Comment by candiddevmike
7 days ago
> we build in verification and deterministic checks, so customers can confirm it was done right
I didn't see this in your demo, how is this being implemented? You're entering fairly important information into EHRs like allergies and medications, that's more than just high-stakes, that's medical malpractice territory. I think you folks are really pushing the limits of the FDA's medical device exemptions for administrative work here. Are you working with the FDA on any kind of AI medical device certification?
What EHRs do you integrate with?
Great questions. You're right that this is a high-stakes domain. Today, we only perform data entry in cases where we can deterministically verify that the information was correctly entered. Otherwise, we fail the task and flag it to the team. Re how - in the data entry case, we compare our source and destination data. For example, a JSON entry in our source must be present, without transformation, in the appropriate section of the EHR, verified by OCR. I'm taking a note to add this to our video. We also wouldn't take on anything close to diagnosis or treatment
We're also not operating autonomously: 100% of our outputs are reviewed by the clinical team shortly after entry, as part of their regular process. That feedback loop is essential, both for safety and for evolving the system responsibly.

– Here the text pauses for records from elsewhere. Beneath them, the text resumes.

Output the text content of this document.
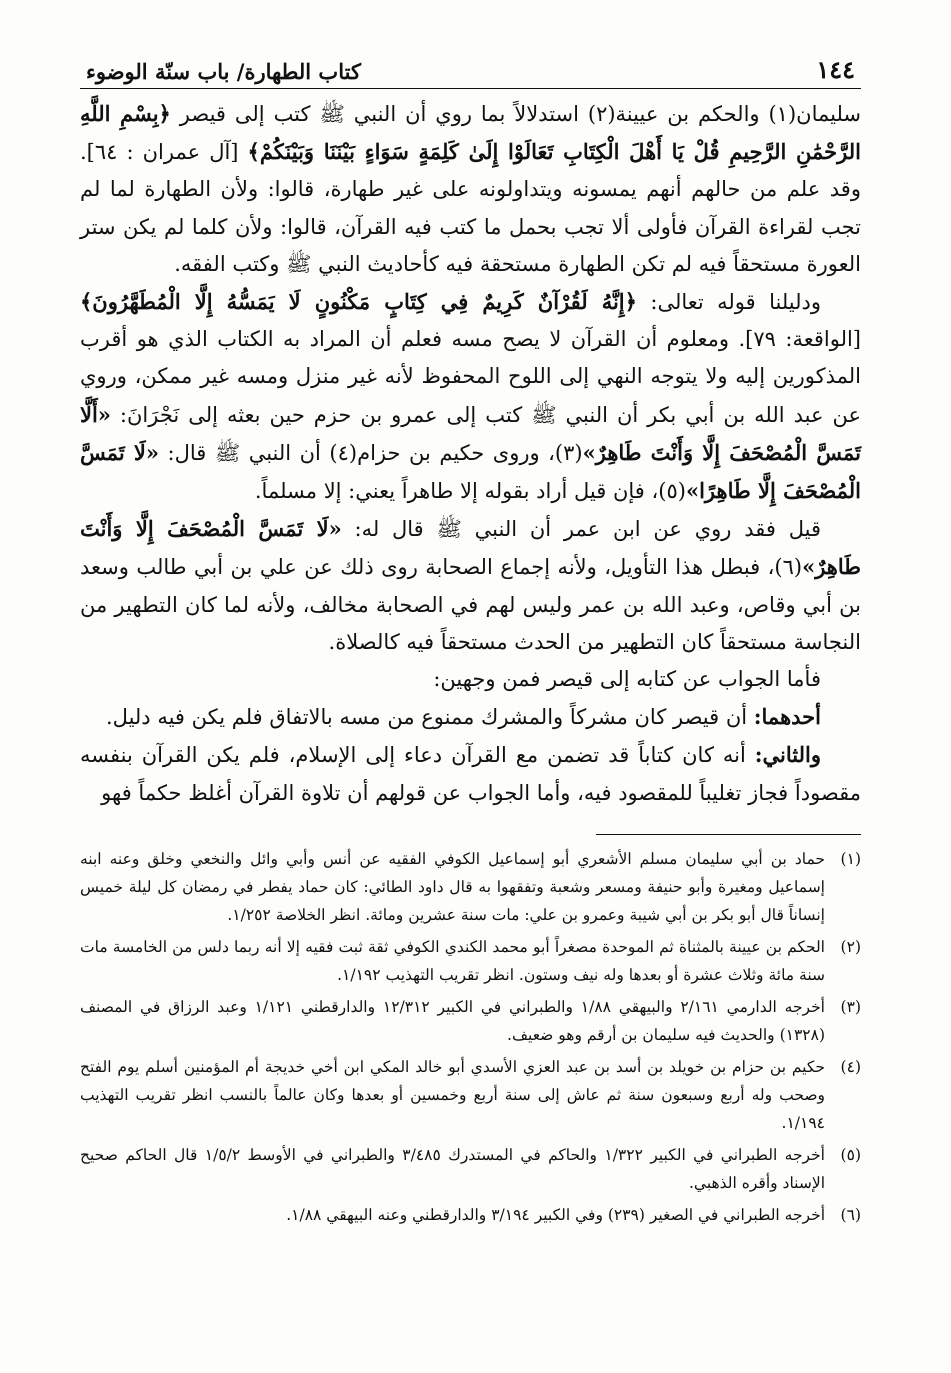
١٤٤
كتاب الطهارة/ باب سنّة الوضوء

سليمان(١) والحكم بن عيينة(٢) استدلالاً بما روي أن النبي ﷺ كتب إلى قيصر ﴿بِسْمِ اللَّهِ الرَّحْمَٰنِ الرَّحِيمِ قُلْ يَا أَهْلَ الْكِتَابِ تَعَالَوْا إِلَىٰ كَلِمَةٍ سَوَاءٍ بَيْنَنَا وَبَيْنَكُمْ﴾ [آل عمران : ٦٤]. وقد علم من حالهم أنهم يمسونه ويتداولونه على غير طهارة، قالوا: ولأن الطهارة لما لم تجب لقراءة القرآن فأولى ألا تجب بحمل ما كتب فيه القرآن، قالوا: ولأن كلما لم يكن ستر العورة مستحقاً فيه لم تكن الطهارة مستحقة فيه كأحاديث النبي ﷺ وكتب الفقه.

ودليلنا قوله تعالى: ﴿إِنَّهُ لَقُرْآنٌ كَرِيمٌ فِي كِتَابٍ مَكْنُونٍ لَا يَمَسُّهُ إِلَّا الْمُطَهَّرُونَ﴾ [الواقعة: ٧٩]. ومعلوم أن القرآن لا يصح مسه فعلم أن المراد به الكتاب الذي هو أقرب المذكورين إليه ولا يتوجه النهي إلى اللوح المحفوظ لأنه غير منزل ومسه غير ممكن، وروي عن عبد الله بن أبي بكر أن النبي ﷺ كتب إلى عمرو بن حزم حين بعثه إلى نَجْرَانَ: «أَلَّا تَمَسَّ الْمُصْحَفَ إِلَّا وَأَنْتَ طَاهِرٌ»(٣)، وروى حكيم بن حزام(٤) أن النبي ﷺ قال: «لَا تَمَسَّ الْمُصْحَفَ إِلَّا طَاهِرًا»(٥)، فإن قيل أراد بقوله إلا طاهراً يعني: إلا مسلماً.

قيل فقد روي عن ابن عمر أن النبي ﷺ قال له: «لَا تَمَسَّ الْمُصْحَفَ إِلَّا وَأَنْتَ طَاهِرٌ»(٦)، فبطل هذا التأويل، ولأنه إجماع الصحابة روى ذلك عن علي بن أبي طالب وسعد بن أبي وقاص، وعبد الله بن عمر وليس لهم في الصحابة مخالف، ولأنه لما كان التطهير من النجاسة مستحقاً كان التطهير من الحدث مستحقاً فيه كالصلاة.

فأما الجواب عن كتابه إلى قيصر فمن وجهين:

أحدهما: أن قيصر كان مشركاً والمشرك ممنوع من مسه بالاتفاق فلم يكن فيه دليل.

والثاني: أنه كان كتاباً قد تضمن مع القرآن دعاء إلى الإسلام، فلم يكن القرآن بنفسه مقصوداً فجاز تغليباً للمقصود فيه، وأما الجواب عن قولهم أن تلاوة القرآن أغلظ حكماً فهو

(١)
حماد بن أبي سليمان مسلم الأشعري أبو إسماعيل الكوفي الفقيه عن أنس وأبي وائل والنخعي وخلق وعنه ابنه إسماعيل ومغيرة وأبو حنيفة ومسعر وشعبة وتفقهوا به قال داود الطائي: كان حماد يفطر في رمضان كل ليلة خميس إنساناً قال أبو بكر بن أبي شيبة وعمرو بن علي: مات سنة عشرين ومائة. انظر الخلاصة ١/٢٥٢.
(٢)
الحكم بن عيينة بالمثناة ثم الموحدة مصغراً أبو محمد الكندي الكوفي ثقة ثبت فقيه إلا أنه ربما دلس من الخامسة مات سنة مائة وثلاث عشرة أو بعدها وله نيف وستون. انظر تقريب التهذيب ١/١٩٢.
(٣)
أخرجه الدارمي ٢/١٦١ والبيهقي ١/٨٨ والطبراني في الكبير ١٢/٣١٢ والدارقطني ١/١٢١ وعبد الرزاق في المصنف (١٣٢٨) والحديث فيه سليمان بن أرقم وهو ضعيف.
(٤)
حكيم بن حزام بن خويلد بن أسد بن عبد العزي الأسدي أبو خالد المكي ابن أخي خديجة أم المؤمنين أسلم يوم الفتح وصحب وله أربع وسبعون سنة ثم عاش إلى سنة أربع وخمسين أو بعدها وكان عالماً بالنسب انظر تقريب التهذيب ١/١٩٤.
(٥)
أخرجه الطبراني في الكبير ١/٣٢٢ والحاكم في المستدرك ٣/٤٨٥ والطبراني في الأوسط ١/٥/٢ قال الحاكم صحيح الإسناد وأقره الذهبي.
(٦)
أخرجه الطبراني في الصغير (٢٣٩) وفي الكبير ٣/١٩٤ والدارقطني وعنه البيهقي ١/٨٨.
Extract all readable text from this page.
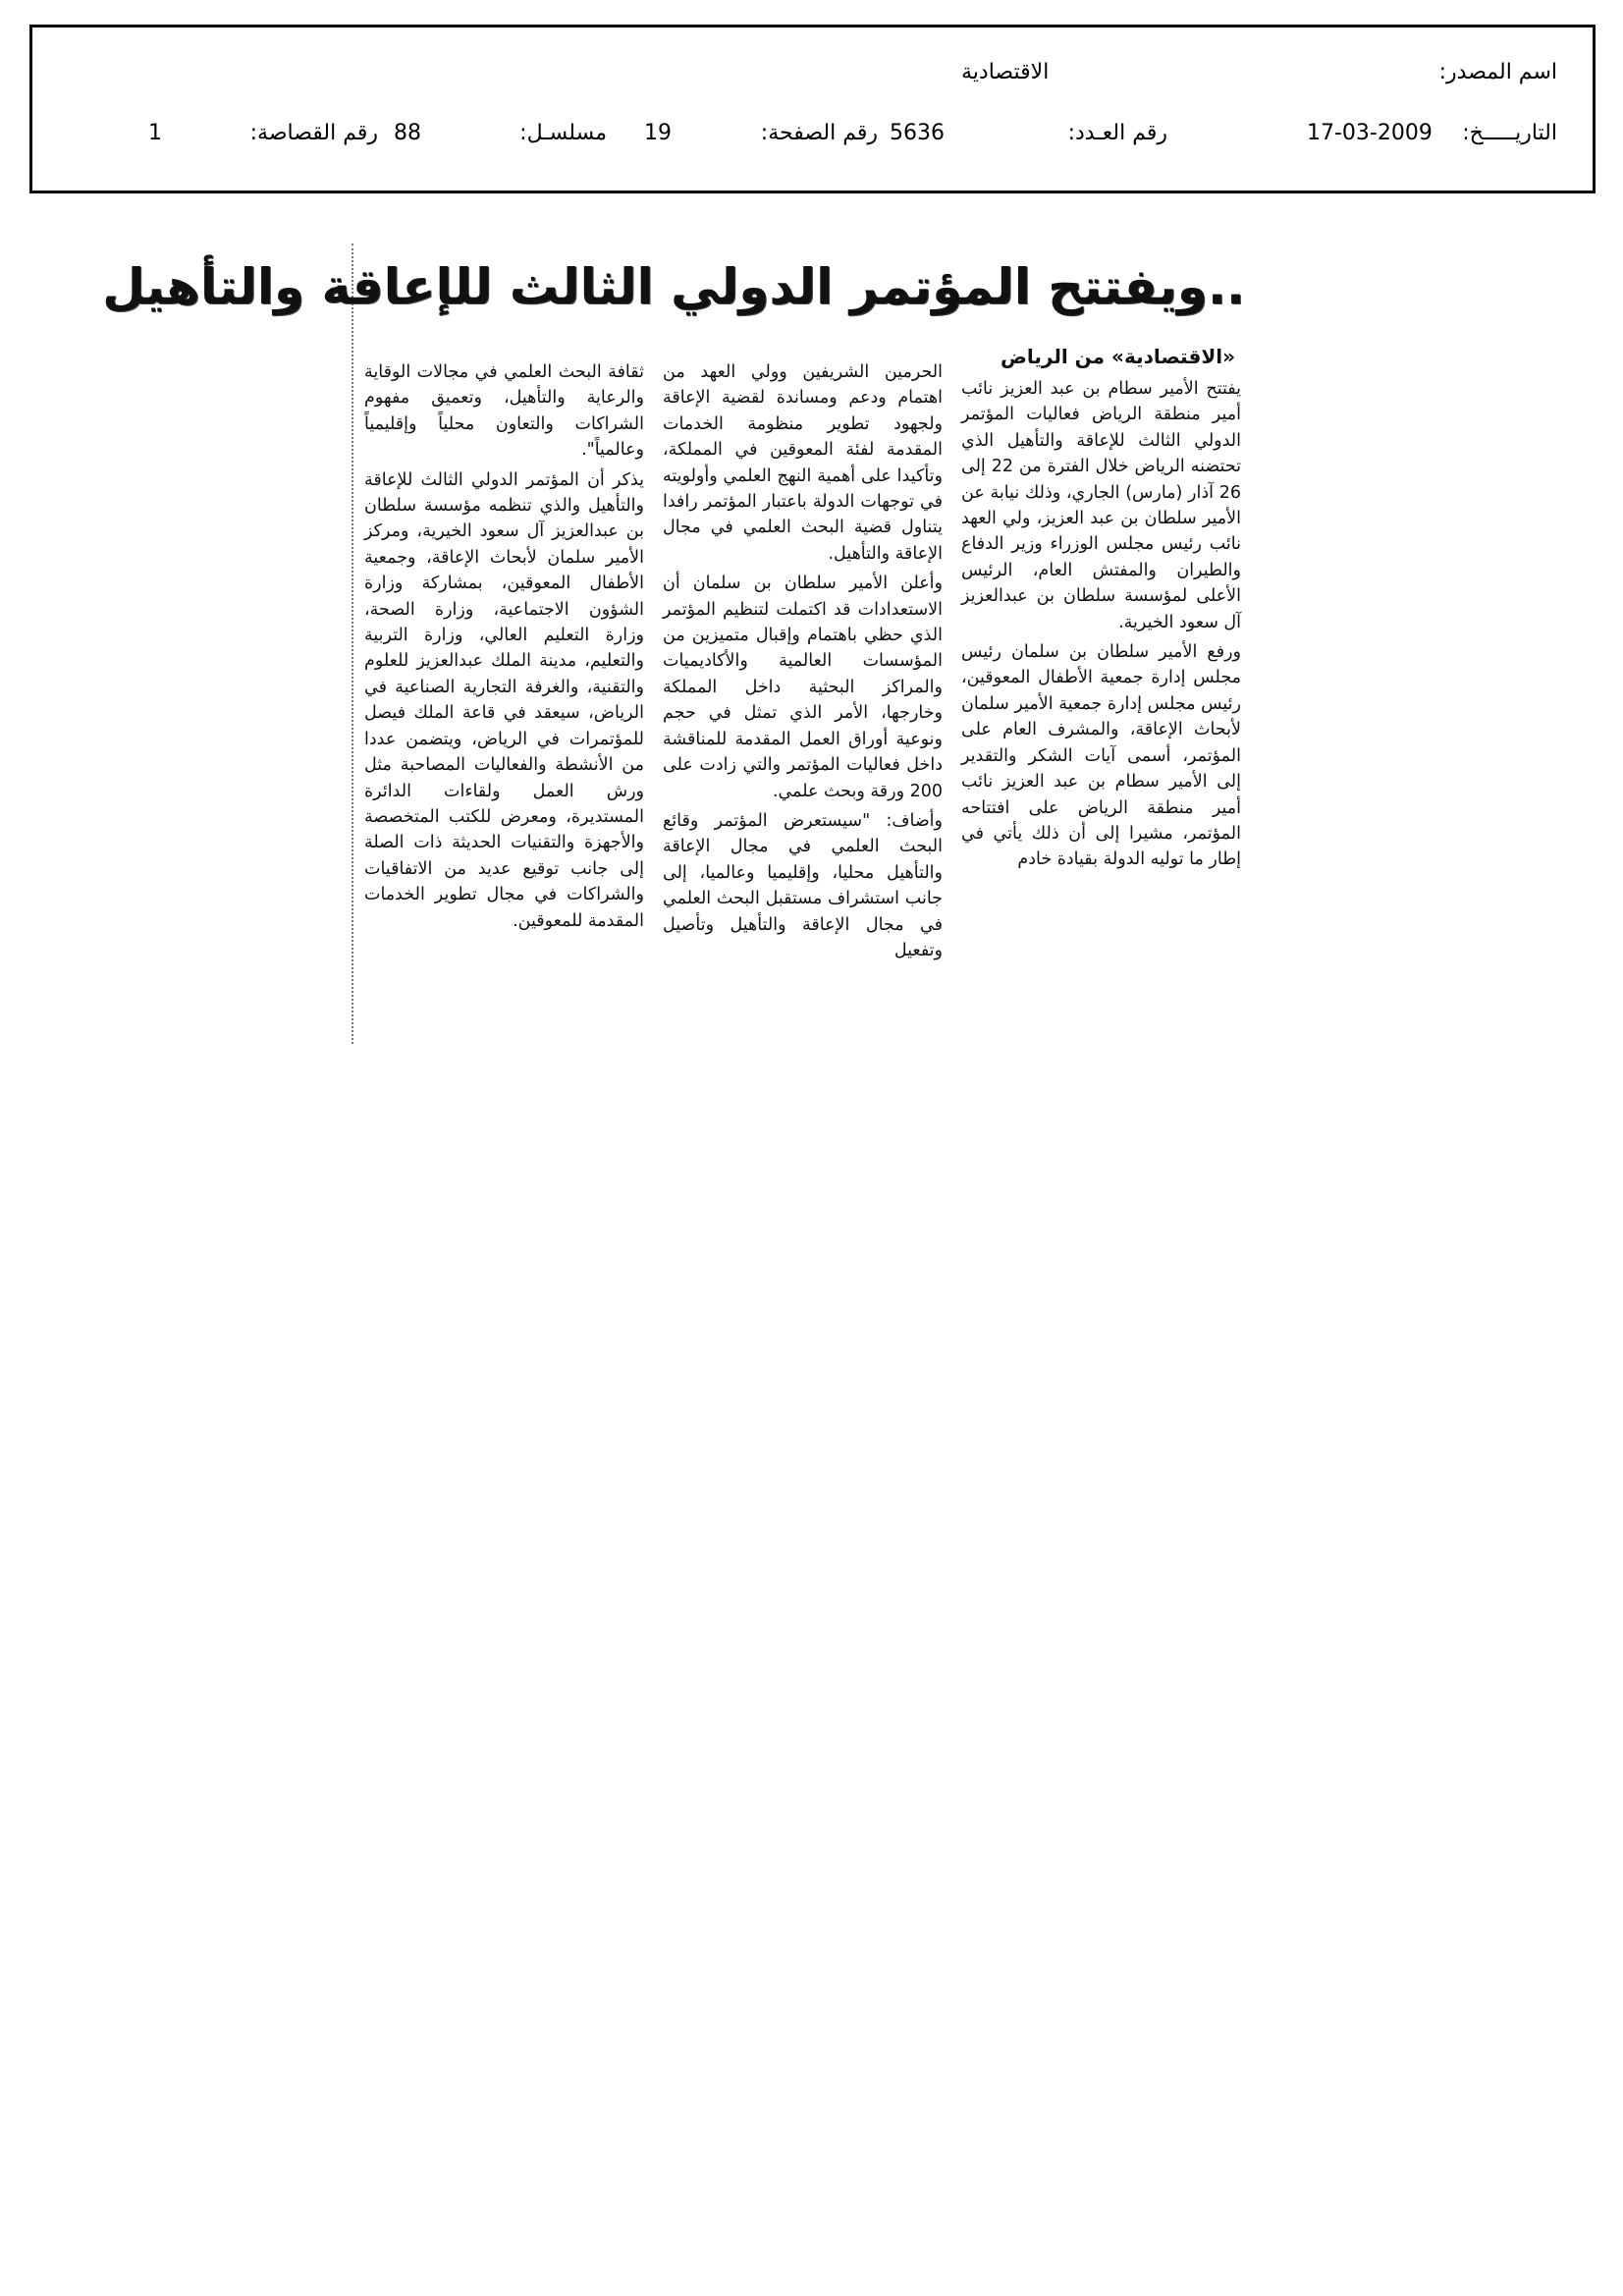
اسم المصدر:
الاقتصادية
التاريـــــخ:
17-03-2009
رقم العـدد:
5636
رقم الصفحة:
19
مسلسـل:
88
رقم القصاصة:
1
..ويفتتح المؤتمر الدولي الثالث للإعاقة والتأهيل
«الاقتصادية» من الرياض

يفتتح الأمير سطام بن عبد العزيز نائب أمير منطقة الرياض فعاليات المؤتمر الدولي الثالث للإعاقة والتأهيل الذي تحتضنه الرياض خلال الفترة من 22 إلى 26 آذار (مارس) الجاري، وذلك نيابة عن الأمير سلطان بن عبد العزيز، ولي العهد نائب رئيس مجلس الوزراء وزير الدفاع والطيران والمفتش العام، الرئيس الأعلى لمؤسسة سلطان بن عبدالعزيز آل سعود الخيرية.

ورفع الأمير سلطان بن سلمان رئيس مجلس إدارة جمعية الأطفال المعوقين، رئيس مجلس إدارة جمعية الأمير سلمان لأبحاث الإعاقة، والمشرف العام على المؤتمر، أسمى آيات الشكر والتقدير إلى الأمير سطام بن عبد العزيز نائب أمير منطقة الرياض على افتتاحه المؤتمر، مشيرا إلى أن ذلك يأتي في إطار ما توليه الدولة بقيادة خادم

الحرمين الشريفين وولي العهد من اهتمام ودعم ومساندة لقضية الإعاقة ولجهود تطوير منظومة الخدمات المقدمة لفئة المعوقين في المملكة، وتأكيدا على أهمية النهج العلمي وأولويته في توجهات الدولة باعتبار المؤتمر رافدا يتناول قضية البحث العلمي في مجال الإعاقة والتأهيل.

وأعلن الأمير سلطان بن سلمان أن الاستعدادات قد اكتملت لتنظيم المؤتمر الذي حظي باهتمام وإقبال متميزين من المؤسسات العالمية والأكاديميات والمراكز البحثية داخل المملكة وخارجها، الأمر الذي تمثل في حجم ونوعية أوراق العمل المقدمة للمناقشة داخل فعاليات المؤتمر والتي زادت على 200 ورقة وبحث علمي.

وأضاف: "سيستعرض المؤتمر وقائع البحث العلمي في مجال الإعاقة والتأهيل محليا، وإقليميا وعالميا، إلى جانب استشراف مستقبل البحث العلمي في مجال الإعاقة والتأهيل وتأصيل وتفعيل

ثقافة البحث العلمي في مجالات الوقاية والرعاية والتأهيل، وتعميق مفهوم الشراكات والتعاون محلياً وإقليمياً وعالمياً".

يذكر أن المؤتمر الدولي الثالث للإعاقة والتأهيل والذي تنظمه مؤسسة سلطان بن عبدالعزيز آل سعود الخيرية، ومركز الأمير سلمان لأبحاث الإعاقة، وجمعية الأطفال المعوقين، بمشاركة وزارة الشؤون الاجتماعية، وزارة الصحة، وزارة التعليم العالي، وزارة التربية والتعليم، مدينة الملك عبدالعزيز للعلوم والتقنية، والغرفة التجارية الصناعية في الرياض، سيعقد في قاعة الملك فيصل للمؤتمرات في الرياض، ويتضمن عددا من الأنشطة والفعاليات المصاحبة مثل ورش العمل ولقاءات الدائرة المستديرة، ومعرض للكتب المتخصصة والأجهزة والتقنيات الحديثة ذات الصلة إلى جانب توقيع عديد من الاتفاقيات والشراكات في مجال تطوير الخدمات المقدمة للمعوقين.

Amongst EHRs we currently work with Athena, though we do a lot of work on isolated file stores that our customers create for us.
How do you deterministically verify that information was correctly entered?
Is it just
In Rails?
It depends on the source and destination. The trickiest case is when we're using browser agents for data entry. We can use the fact that we focus on repetitive tasks to our advantage - we know what sections of UI we need to check, and for what data. We can verify correctness by re-extracting data from the destination UI (via the DOM or OCR) and checking:
That all expected fields were entered correctly.
That no unexpected or extraneous data was added.
When we have access to a direct data source (like an API or file store), verification is simpler — we can do deterministic checks and directly confirm the values.
We're also building a validation library for common field types (dates, contact info, etc.) to enforce constraints and avoid propagating unverifiable or out-of-range values.